I’m a firm believer that what’s meant for us will not pass us by and that whatever comes and goes in our lives is meant to stay or go. Whatever the case may be, I’m learning to enjoy it while it’s in my orbit.
Love is not transactional and it does not keep score and it does not secretly test others to prove they love us back. Love just is.
The best friendships I’ve ever had do not keep score. There is no “I did this for you so I expect you to do this for me.” Of course, there’s such a thing as common decency and being a good friend, but oftentimes when we approach our relationships like this, we’re already setting ourselves up for failure.
Actually, I think when we go into any situation or relationship with strict expectations of how someone else SHOULD show up for us and interact with us, we’re setting ourselves up for disappointment.
In my 20+ years of interacting with people and having friends and being people’s friend (both a good and bad one), I’ve noticed that sometimes we try to test people as if to have them prove they care about us. When we’re feeling disappointed with someone or upset with a person, it might be worth asking, “Are we disappointed because we’ve actually been testing them and they’re not passing my tests? And is that even fair?”
And it makes sense why we might be doing this. It can be a defense mechanism or a response from being hurt in the past so we’re trying to protect ourselves. But really, sometimes, we’re just making it harder for ourselves.
Again, this is different than having standards and boundaries to avoid mistreatment. But at some point we have to learn how to accept people for who they are and how they show up, instead of who we need or want them to be. (And that leads me back to the first point of being okay that friendship can be a spectrum and everyone will land differently on it.)
Part of loving people is accepting them for who they are, not who we wish them to be and it’s particularly true for friends.

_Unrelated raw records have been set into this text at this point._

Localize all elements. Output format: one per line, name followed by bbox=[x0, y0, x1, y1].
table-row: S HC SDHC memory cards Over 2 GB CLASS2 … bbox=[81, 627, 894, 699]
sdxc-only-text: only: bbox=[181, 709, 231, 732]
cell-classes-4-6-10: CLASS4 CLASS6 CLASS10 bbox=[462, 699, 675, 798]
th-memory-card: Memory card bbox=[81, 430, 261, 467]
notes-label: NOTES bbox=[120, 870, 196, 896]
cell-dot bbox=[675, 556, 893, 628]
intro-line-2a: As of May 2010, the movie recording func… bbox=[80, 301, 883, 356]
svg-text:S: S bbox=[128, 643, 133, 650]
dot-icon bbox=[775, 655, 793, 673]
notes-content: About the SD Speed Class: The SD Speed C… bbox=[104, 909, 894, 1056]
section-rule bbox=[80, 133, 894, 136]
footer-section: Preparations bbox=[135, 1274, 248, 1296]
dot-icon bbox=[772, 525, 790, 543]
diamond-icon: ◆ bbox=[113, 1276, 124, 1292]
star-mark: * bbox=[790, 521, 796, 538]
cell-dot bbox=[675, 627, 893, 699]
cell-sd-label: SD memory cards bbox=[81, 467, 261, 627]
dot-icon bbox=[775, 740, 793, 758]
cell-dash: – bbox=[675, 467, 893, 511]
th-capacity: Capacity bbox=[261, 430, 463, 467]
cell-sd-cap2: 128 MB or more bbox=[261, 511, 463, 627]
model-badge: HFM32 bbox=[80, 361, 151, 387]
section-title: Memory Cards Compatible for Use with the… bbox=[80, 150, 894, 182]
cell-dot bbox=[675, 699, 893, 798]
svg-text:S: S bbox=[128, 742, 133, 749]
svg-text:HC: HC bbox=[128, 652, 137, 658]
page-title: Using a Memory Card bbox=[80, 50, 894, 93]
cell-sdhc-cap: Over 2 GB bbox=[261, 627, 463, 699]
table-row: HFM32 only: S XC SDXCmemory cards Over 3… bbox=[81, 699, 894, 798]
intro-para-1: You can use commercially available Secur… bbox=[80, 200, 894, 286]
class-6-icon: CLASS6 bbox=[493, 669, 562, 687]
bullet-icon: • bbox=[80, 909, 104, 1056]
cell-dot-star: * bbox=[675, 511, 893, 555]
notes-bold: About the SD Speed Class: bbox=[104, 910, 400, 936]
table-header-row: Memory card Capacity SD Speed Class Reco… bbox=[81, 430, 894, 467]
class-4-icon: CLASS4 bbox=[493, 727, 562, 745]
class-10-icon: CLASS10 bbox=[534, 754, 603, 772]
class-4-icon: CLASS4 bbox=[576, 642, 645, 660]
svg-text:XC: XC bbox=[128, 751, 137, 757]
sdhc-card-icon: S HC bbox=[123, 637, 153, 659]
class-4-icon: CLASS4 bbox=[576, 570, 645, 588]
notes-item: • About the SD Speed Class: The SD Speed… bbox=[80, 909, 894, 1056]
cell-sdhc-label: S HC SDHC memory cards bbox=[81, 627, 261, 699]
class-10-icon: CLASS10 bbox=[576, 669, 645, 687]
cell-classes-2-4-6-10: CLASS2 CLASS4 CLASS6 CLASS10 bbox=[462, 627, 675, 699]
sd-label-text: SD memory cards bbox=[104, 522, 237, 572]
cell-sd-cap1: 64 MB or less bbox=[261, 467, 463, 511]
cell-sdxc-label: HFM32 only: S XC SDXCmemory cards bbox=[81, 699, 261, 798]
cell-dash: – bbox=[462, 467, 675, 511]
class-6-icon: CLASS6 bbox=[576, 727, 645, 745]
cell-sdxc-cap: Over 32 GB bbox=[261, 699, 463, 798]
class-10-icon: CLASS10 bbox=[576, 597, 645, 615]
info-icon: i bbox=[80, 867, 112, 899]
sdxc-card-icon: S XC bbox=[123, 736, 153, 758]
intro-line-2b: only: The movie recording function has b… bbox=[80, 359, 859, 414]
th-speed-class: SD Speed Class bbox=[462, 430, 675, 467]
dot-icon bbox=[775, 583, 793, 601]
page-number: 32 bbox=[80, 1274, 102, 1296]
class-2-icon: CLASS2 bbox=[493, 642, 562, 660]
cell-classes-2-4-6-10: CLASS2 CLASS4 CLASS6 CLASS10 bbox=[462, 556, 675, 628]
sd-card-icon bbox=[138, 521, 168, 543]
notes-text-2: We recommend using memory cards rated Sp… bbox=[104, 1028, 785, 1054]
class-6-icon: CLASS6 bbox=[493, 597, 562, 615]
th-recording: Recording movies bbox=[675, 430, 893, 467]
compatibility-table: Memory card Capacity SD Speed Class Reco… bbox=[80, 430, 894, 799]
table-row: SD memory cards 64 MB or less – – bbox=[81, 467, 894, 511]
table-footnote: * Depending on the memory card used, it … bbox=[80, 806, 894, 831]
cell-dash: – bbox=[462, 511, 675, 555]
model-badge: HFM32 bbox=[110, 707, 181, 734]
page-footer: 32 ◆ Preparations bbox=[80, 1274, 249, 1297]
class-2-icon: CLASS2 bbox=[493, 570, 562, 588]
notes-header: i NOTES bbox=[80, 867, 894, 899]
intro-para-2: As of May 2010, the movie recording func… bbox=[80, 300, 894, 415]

I feel very lucky to have many people in my life who love me for me and accept me for who I am, exactly as I am. And in having that reflected back to me, it’s helped me better embrace and accept who I am.
So here are your reminders to love your friends and love them fiercely, and if you’re feeling jaded or upset or mad with a friend, identify who much of it is actually them and how they treat you, and how much of it are unrealistic expectations of who we expect them to be and why we’re expecting them to fulfill that role. Remember, boundaries are a form of love. You can be nice and set boundaries, even with your friends.
As always, lots of nuance here; everyone has their own thoughts/opinions/feelings/perspectives on any kind of relationship, so take what resonates and leave what doesn’t!